Fernando Durán Ayanegui. 2 febrero

Viena, setiembre de 1913. Procedentes de todo Europa, miles de interesados participan en el Congreso Internacional de Salvamento y Prevención de Accidentes. Se leen ponencias y se hacen recomendaciones sobre, entre otros asuntos, la prevención de las caídas en las obras de construcción, la seguridad a bordo de los navíos comerciales y la técnica al servicio de la prevención de accidentes. El cónclave revela una naciente preocupación por la protección física de los trabajadores.

Proteger de la muerte y la mutilación a los operarios de la industria y la construcción pasaban a ser un deber básico del Estado y de la sociedad

El acontecimiento tuvo, tal vez, tanta importancia como la que hoy tendría una competencia deportiva de dimensión continental.
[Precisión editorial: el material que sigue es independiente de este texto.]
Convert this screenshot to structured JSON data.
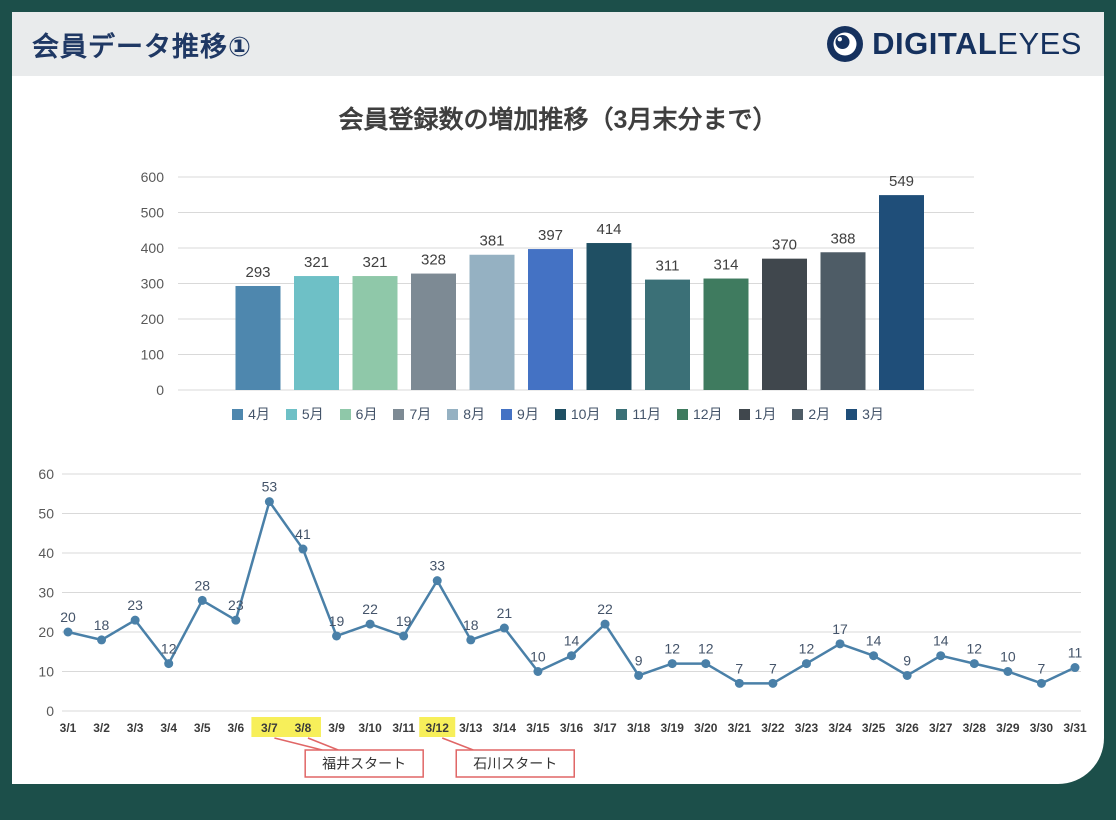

La prensa le dedicó gran atención al hecho de que numerosos médicos, administradores, bomberos, ingenieros, aseguradores, industriales, transportistas y toda clase de especialistas en cuestiones relativas a la prevención de accidentes en todos los ámbitos de la actividad productiva participaran en un encuentro que marcaría el nacimiento de una cultura en la que sería fundamental el interés colectivo en generalizar el derecho a la higiene laboral.

Proteger de la muerte y la mutilación a los operarios de la industria y la construcción pasaban a ser un deber básico del Estado y de la sociedad; sin embargo, en el acto de clausura del congreso el ministro del Interior del Imperio austrohúngaro esbozó una especie de advertencia al calificar, por igual, a la legislación social austriaca y a la Convención de Ginebra sobre el trato a los prisioneros de guerra, de necesarios contrapesos a los peligros que el creciente nacionalismo significaba para la civilización. Un periodista distraído pudo haberlo considerado un aguafiestas que politizaba el acontecimiento, pero se habría contenido al escuchar al alcalde de Berlín, invitado especial y segundo orador de la noche, quien cerraría su discurso diciendo que “la fiel hermandad militar de los hombres” continuaba en el Imperio alemán.

Debemos suponer que los aplausos al alcalde berlinés fueron atribuibles a la cortesía y no a lo premonitorio de su mensaje, pues antes de que transcurriera un año aquella sensible Europa preocupada por prevenir las caídas desde los andamios reclutaba a millones de sus obreros para uncirlos a la “hermandad militar” de la degollina que sería la Primera Guerra Mundial. ¡Cuán poco han cambiado los tiempos!